仏陀と違う解釈によって

仏陀の真意が伝わらなかった理由の4つめは、仏教には多くの天才たちが現れ、自分独自の理論を展開していったということです。

 

仏教は、知の宗教といわれるだけあって、天才たちが数多く現れました。

中でも、龍樹は極めて独創的でした。

大乗仏教が広まった国では、龍樹の影響は非常に大きく、龍樹の解釈で仏教を理解しています。

龍樹は元々、自分の宗教を立ち上げようとしていた人でした。

それだけの独創性が龍樹にはありました。

独創性がありすぎて、『縁起』にしても『空』にしても、自分なりの理論を組み立てていきました。

仏陀が説いた『縁起』はあくまでも自らの『苦』の縁って起った原因を洞察してその縁を滅するという極めて実践的な理法でした。

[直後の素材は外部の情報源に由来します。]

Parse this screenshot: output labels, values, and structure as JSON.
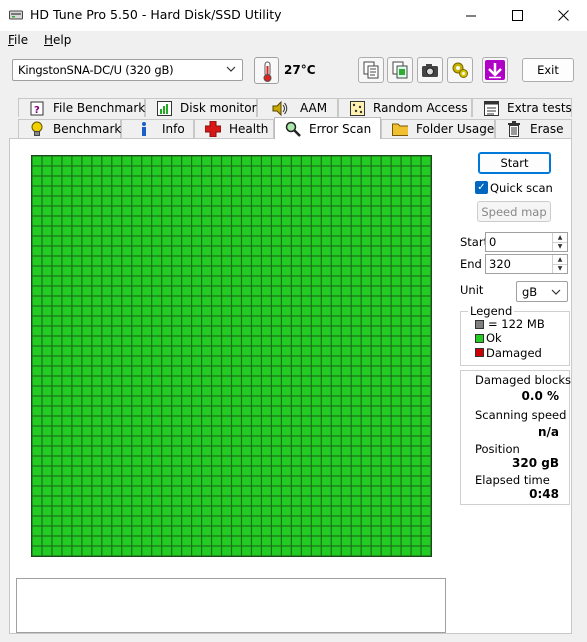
{
  "window": {
    "title": "HD Tune Pro 5.50 - Hard Disk/SSD Utility"
  },
  "menu": [
    {
      "label": "File",
      "accel": "F",
      "rest": "ile"
    },
    {
      "label": "Help",
      "accel": "H",
      "rest": "elp"
    }
  ],
  "toolbar": {
    "drive": "KingstonSNA-DC/U (320 gB)",
    "temperature": "27°C",
    "exit_label": "Exit",
    "icons": [
      "copy-text-icon",
      "copy-screenshot-icon",
      "camera-icon",
      "options-gear-icon",
      "save-down-arrow-icon"
    ]
  },
  "tabs_top": [
    {
      "label": "File Benchmark",
      "icon": "file-benchmark-icon"
    },
    {
      "label": "Disk monitor",
      "icon": "disk-monitor-icon"
    },
    {
      "label": "AAM",
      "icon": "speaker-icon"
    },
    {
      "label": "Random Access",
      "icon": "random-access-icon"
    },
    {
      "label": "Extra tests",
      "icon": "extra-tests-icon"
    }
  ],
  "tabs_bottom": [
    {
      "label": "Benchmark",
      "icon": "lightbulb-icon"
    },
    {
      "label": "Info",
      "icon": "info-icon"
    },
    {
      "label": "Health",
      "icon": "health-cross-icon"
    },
    {
      "label": "Error Scan",
      "icon": "magnifier-icon",
      "active": true
    },
    {
      "label": "Folder Usage",
      "icon": "folder-icon"
    },
    {
      "label": "Erase",
      "icon": "trash-icon"
    }
  ],
  "scan": {
    "start_label": "Start",
    "quick_scan_label": "Quick scan",
    "quick_scan_checked": true,
    "speed_map_label": "Speed map",
    "start_field_label": "Start",
    "start_value": "0",
    "end_field_label": "End",
    "end_value": "320",
    "unit_label": "Unit",
    "unit_value": "gB",
    "grid": {
      "cols": 40,
      "rows": 40,
      "status": "ok"
    }
  },
  "legend": {
    "title": "Legend",
    "block_size": "= 122 MB",
    "ok": "Ok",
    "damaged": "Damaged",
    "colors": {
      "block": "#808080",
      "ok": "#22cc22",
      "damaged": "#cc0000"
    }
  },
  "stats": {
    "damaged_label": "Damaged blocks",
    "damaged_value": "0.0 %",
    "speed_label": "Scanning speed",
    "speed_value": "n/a",
    "position_label": "Position",
    "position_value": "320 gB",
    "elapsed_label": "Elapsed time",
    "elapsed_value": "0:48"
  }
}
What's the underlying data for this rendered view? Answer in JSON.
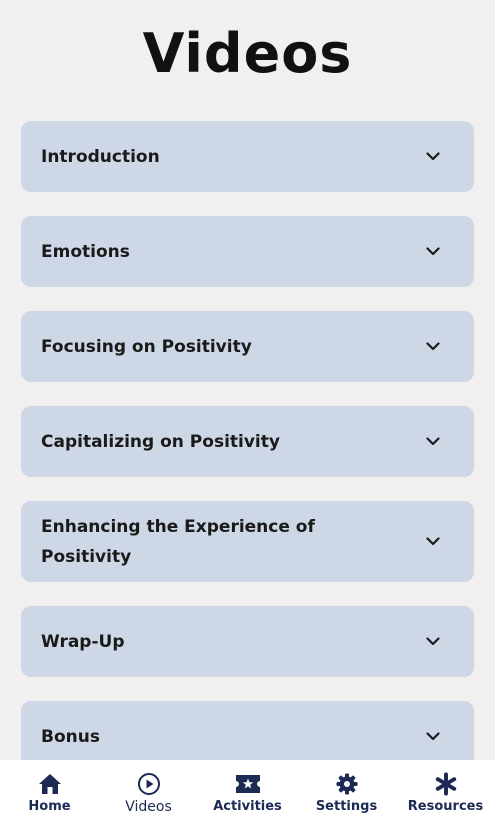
{
  "header": {
    "title": "Videos"
  },
  "sections": [
    {
      "label": "Introduction"
    },
    {
      "label": "Emotions"
    },
    {
      "label": "Focusing on Positivity"
    },
    {
      "label": "Capitalizing on Positivity"
    },
    {
      "label": "Enhancing the Experience of Positivity"
    },
    {
      "label": "Wrap-Up"
    },
    {
      "label": "Bonus"
    }
  ],
  "nav": {
    "items": [
      {
        "label": "Home",
        "icon": "home-icon"
      },
      {
        "label": "Videos",
        "icon": "play-circle-icon"
      },
      {
        "label": "Activities",
        "icon": "ticket-star-icon"
      },
      {
        "label": "Settings",
        "icon": "gear-icon"
      },
      {
        "label": "Resources",
        "icon": "asterisk-icon"
      }
    ],
    "active": "Videos"
  },
  "colors": {
    "background": "#f2eff1",
    "card": "#cdd7e6",
    "nav_text": "#1c2a54"
  }
}
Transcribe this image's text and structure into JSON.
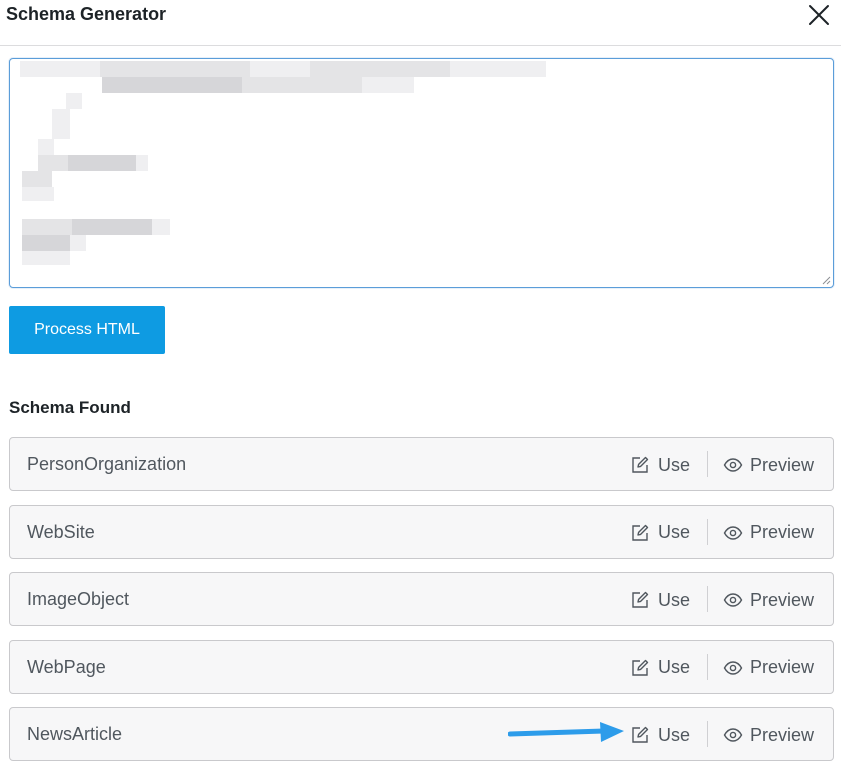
{
  "modal": {
    "title": "Schema Generator"
  },
  "editor": {
    "placeholder": ""
  },
  "actions": {
    "process_label": "Process HTML"
  },
  "results": {
    "heading": "Schema Found",
    "use_label": "Use",
    "preview_label": "Preview",
    "items": [
      {
        "name": "PersonOrganization"
      },
      {
        "name": "WebSite"
      },
      {
        "name": "ImageObject"
      },
      {
        "name": "WebPage"
      },
      {
        "name": "NewsArticle"
      }
    ]
  },
  "colors": {
    "primary_button": "#0e9be2",
    "textarea_focus_border": "#5b9dd9",
    "annotation_arrow": "#2d9cea"
  },
  "icons": {
    "close": "close-icon",
    "use": "edit-icon",
    "preview": "eye-icon"
  }
}
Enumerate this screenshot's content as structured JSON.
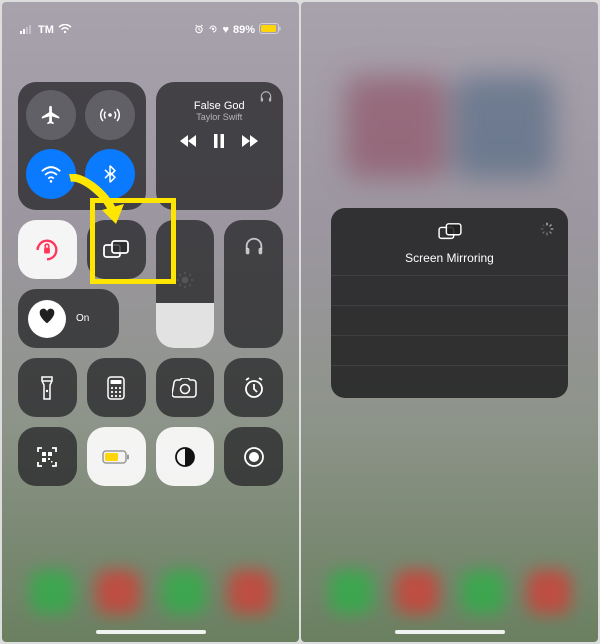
{
  "status": {
    "carrier": "TM",
    "wifi_glyph": "wifi-icon",
    "alarm_glyph": "alarm-icon",
    "battery_pct": "89%",
    "heart_glyph": "♥"
  },
  "connectivity": {
    "airplane": {
      "name": "airplane-mode",
      "on": false
    },
    "cellular": {
      "name": "cellular-data",
      "on": false
    },
    "wifi": {
      "name": "wifi",
      "on": true
    },
    "bluetooth": {
      "name": "bluetooth",
      "on": true
    }
  },
  "music": {
    "title": "False God",
    "artist": "Taylor Swift",
    "output_icon": "headphones-icon"
  },
  "controls_row1": {
    "orientation_lock": "orientation-lock",
    "screen_mirroring": "screen-mirroring",
    "brightness": "brightness",
    "volume": "volume"
  },
  "focus": {
    "icon": "heart-icon",
    "label": "On"
  },
  "utility_row": [
    {
      "name": "flashlight"
    },
    {
      "name": "calculator"
    },
    {
      "name": "camera"
    },
    {
      "name": "timer"
    }
  ],
  "utility_row2": [
    {
      "name": "qr-scan"
    },
    {
      "name": "low-power-mode"
    },
    {
      "name": "dark-mode"
    },
    {
      "name": "screen-record"
    }
  ],
  "mirror": {
    "title": "Screen Mirroring",
    "icon": "screen-mirroring-icon"
  },
  "colors": {
    "blue": "#0a7aff",
    "yellow": "#ffe600",
    "lowPower": "#ffd60a"
  }
}
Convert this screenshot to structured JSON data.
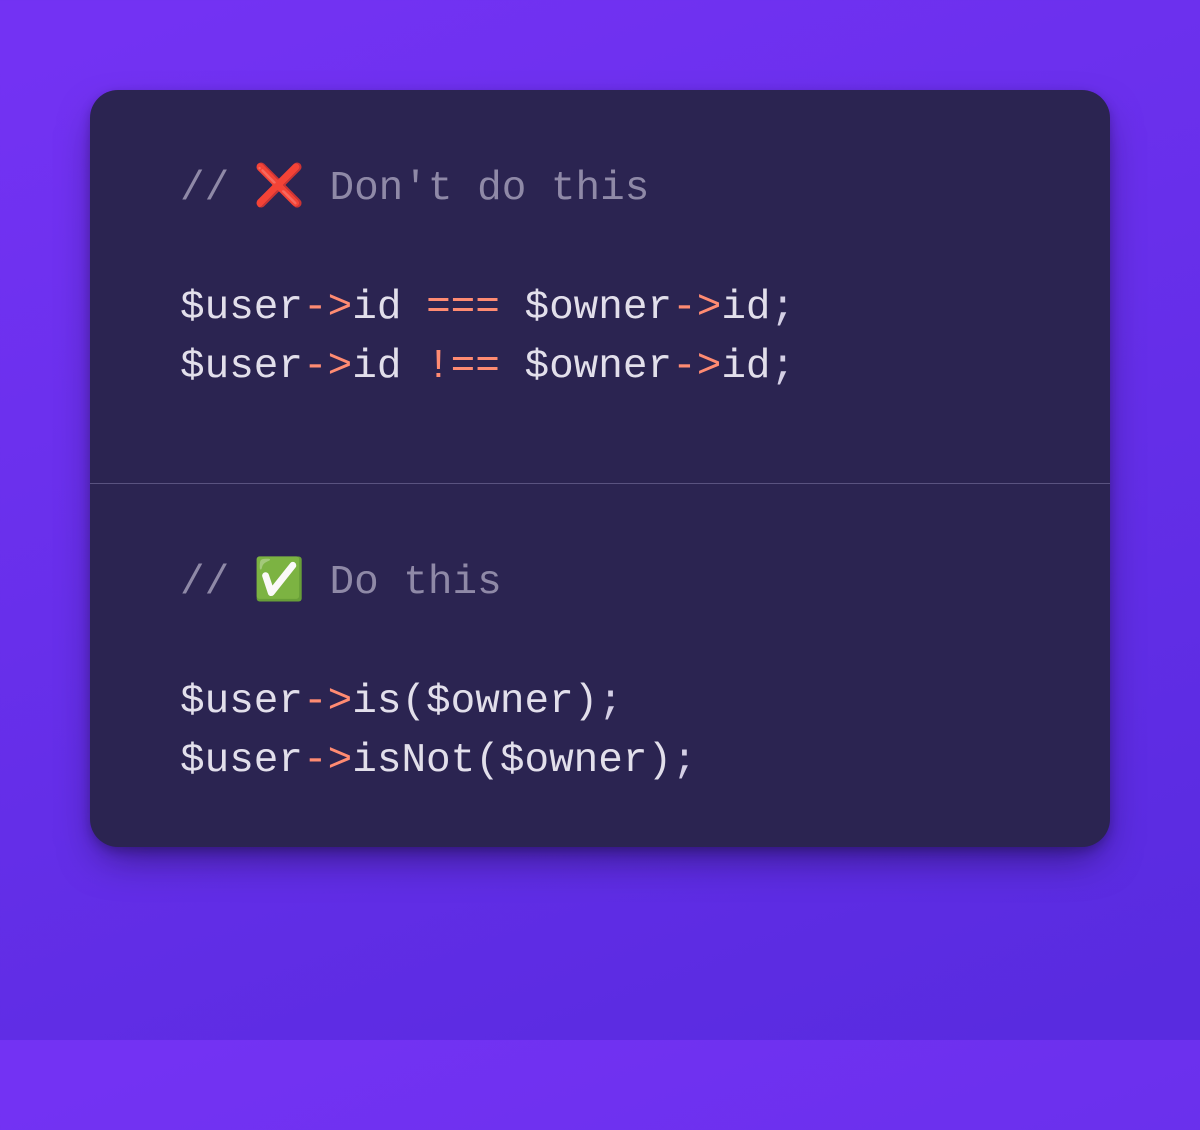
{
  "panels": [
    {
      "emoji": "❌",
      "comment_prefix": "// ",
      "comment_suffix": " Don't do this",
      "lines": [
        [
          {
            "cls": "default",
            "text": "$user"
          },
          {
            "cls": "op",
            "text": "->"
          },
          {
            "cls": "default",
            "text": "id "
          },
          {
            "cls": "op",
            "text": "==="
          },
          {
            "cls": "default",
            "text": " $owner"
          },
          {
            "cls": "op",
            "text": "->"
          },
          {
            "cls": "default",
            "text": "id"
          },
          {
            "cls": "punc",
            "text": ";"
          }
        ],
        [
          {
            "cls": "default",
            "text": "$user"
          },
          {
            "cls": "op",
            "text": "->"
          },
          {
            "cls": "default",
            "text": "id "
          },
          {
            "cls": "op",
            "text": "!=="
          },
          {
            "cls": "default",
            "text": " $owner"
          },
          {
            "cls": "op",
            "text": "->"
          },
          {
            "cls": "default",
            "text": "id"
          },
          {
            "cls": "punc",
            "text": ";"
          }
        ]
      ]
    },
    {
      "emoji": "✅",
      "comment_prefix": "// ",
      "comment_suffix": " Do this",
      "lines": [
        [
          {
            "cls": "default",
            "text": "$user"
          },
          {
            "cls": "op",
            "text": "->"
          },
          {
            "cls": "default",
            "text": "is($owner)"
          },
          {
            "cls": "punc",
            "text": ";"
          }
        ],
        [
          {
            "cls": "default",
            "text": "$user"
          },
          {
            "cls": "op",
            "text": "->"
          },
          {
            "cls": "default",
            "text": "isNot($owner)"
          },
          {
            "cls": "punc",
            "text": ";"
          }
        ]
      ]
    }
  ]
}
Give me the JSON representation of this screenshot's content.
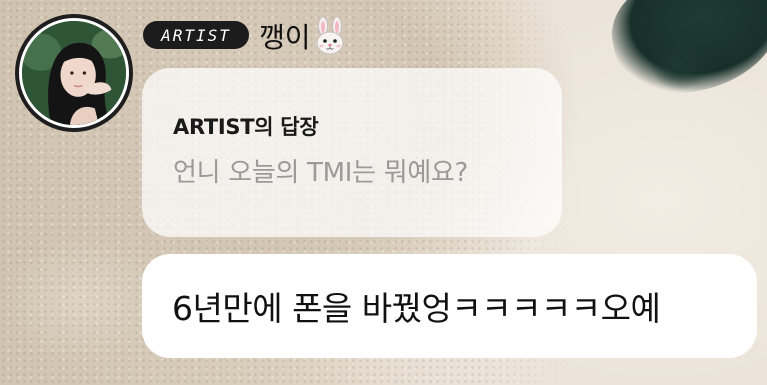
{
  "sender": {
    "badge": "ARTIST",
    "name": "깽이",
    "avatar_icon": "profile-photo",
    "name_emoji_icon": "rabbit-face-icon"
  },
  "reply": {
    "label": "ARTIST의 답장",
    "quoted_text": "언니 오늘의 TMI는 뭐예요?"
  },
  "message": {
    "text": "6년만에 폰을 바꿨엉ㅋㅋㅋㅋㅋ오예"
  },
  "colors": {
    "badge_bg": "#1c1c1c",
    "bubble_bg": "#ffffff",
    "quote_text": "#9a9a9a"
  }
}
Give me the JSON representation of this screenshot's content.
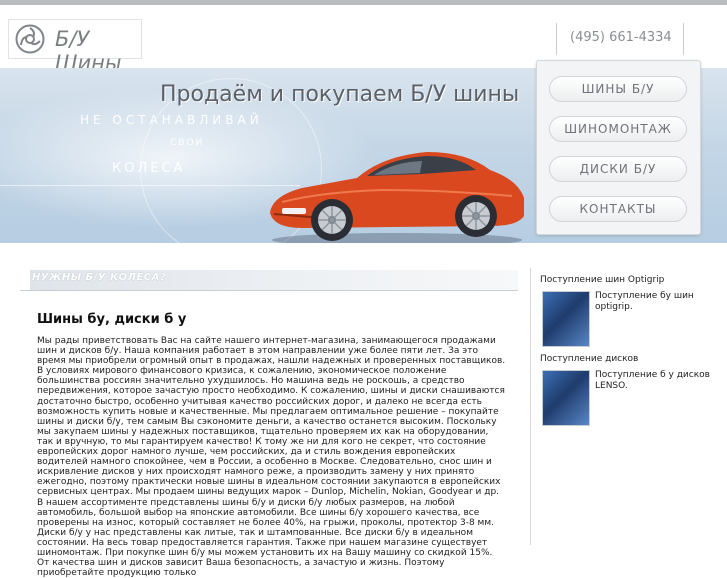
{
  "header": {
    "logo_text": "Б/У Шины",
    "phone": "(495) 661-4334"
  },
  "banner": {
    "title": "Продаём и покупаем Б/У шины",
    "slogan_line1": "НЕ ОСТАНАВЛИВАЙ",
    "slogan_line2": "СВОИ",
    "slogan_line3": "КОЛЕСА"
  },
  "menu": {
    "items": [
      {
        "label": "ШИНЫ Б/У"
      },
      {
        "label": "ШИНОМОНТАЖ"
      },
      {
        "label": "ДИСКИ Б/У"
      },
      {
        "label": "КОНТАКТЫ"
      }
    ]
  },
  "section": {
    "heading": "НУЖНЫ Б/У КОЛЕСА?"
  },
  "article": {
    "title": "Шины бу, диски б у",
    "body": "Мы рады приветствовать Вас на сайте нашего интернет-магазина, занимающегося продажами шин и дисков б/у. Наша компания работает в этом направлении уже более пяти лет. За это время мы приобрели огромный опыт в продажах, нашли надежных и проверенных поставщиков. В условиях мирового финансового кризиса, к сожалению, экономическое положение большинства россиян значительно ухудшилось. Но машина ведь не роскошь, а средство передвижения, которое зачастую просто необходимо. К сожалению, шины и диски снашиваются достаточно быстро, особенно учитывая качество российских дорог, и далеко не всегда есть возможность купить новые и качественные. Мы предлагаем оптимальное решение – покупайте шины и диски б/у, тем самым Вы сэкономите деньги, а качество останется высоким. Поскольку мы закупаем шины у надежных поставщиков, тщательно проверяем их как на оборудовании, так и вручную, то мы гарантируем качество! К тому же ни для кого не секрет, что состояние европейских дорог намного лучше, чем российских, да и стиль вождения европейских водителей намного спокойнее, чем в России, а особенно в Москве. Следовательно, снос шин и искривление дисков у них происходят намного реже, а производить замену у них принято ежегодно, поэтому практически новые шины в идеальном состоянии закупаются в европейских сервисных центрах. Мы продаем шины ведущих марок – Dunlop, Michelin, Nokian, Goodyear и др. В нашем ассортименте представлены шины б/у и диски б/у любых размеров, на любой автомобиль, большой выбор на японские автомобили. Все шины б/у хорошего качества, все проверены на износ, который составляет не более 40%, на грыжи, проколы, протектор 3-8 мм. Диски б/у у нас представлены как литые, так и штампованные. Все диски б/у в идеальном состоянии. На весь товар предоставляется гарантия. Также при нашем магазине существует шиномонтаж. При покупке шин б/у мы можем установить их на Вашу машину со скидкой 15%. От качества шин и дисков зависит Ваша безопасность, а зачастую и жизнь. Поэтому приобретайте продукцию только"
  },
  "sidebar": {
    "news": [
      {
        "title": "Поступление шин Optigrip",
        "text": "Поступление бу шин optigrip."
      },
      {
        "title": "Поступление дисков",
        "text": "Поступление б у дисков LENSO."
      }
    ]
  },
  "colors": {
    "banner_top": "#d9e4ee",
    "banner_bottom": "#b6cde2",
    "car_body": "#d9481f",
    "menu_text": "#6f737a"
  }
}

その『縁起』を龍樹は、世界の存在のあり方の理論へと変貌させてしまいました。

 

その理論が間違っているとか正しいとかではなく、仏陀が説いた『縁起』と龍樹が説いた『縁起』は全く違うものだということです。

 

大乗仏教の国では、すべて龍樹の解釈で成り立っています。

 

ですから、仏陀が説いた『縁起』の意味は、私たちには伝わらないできました。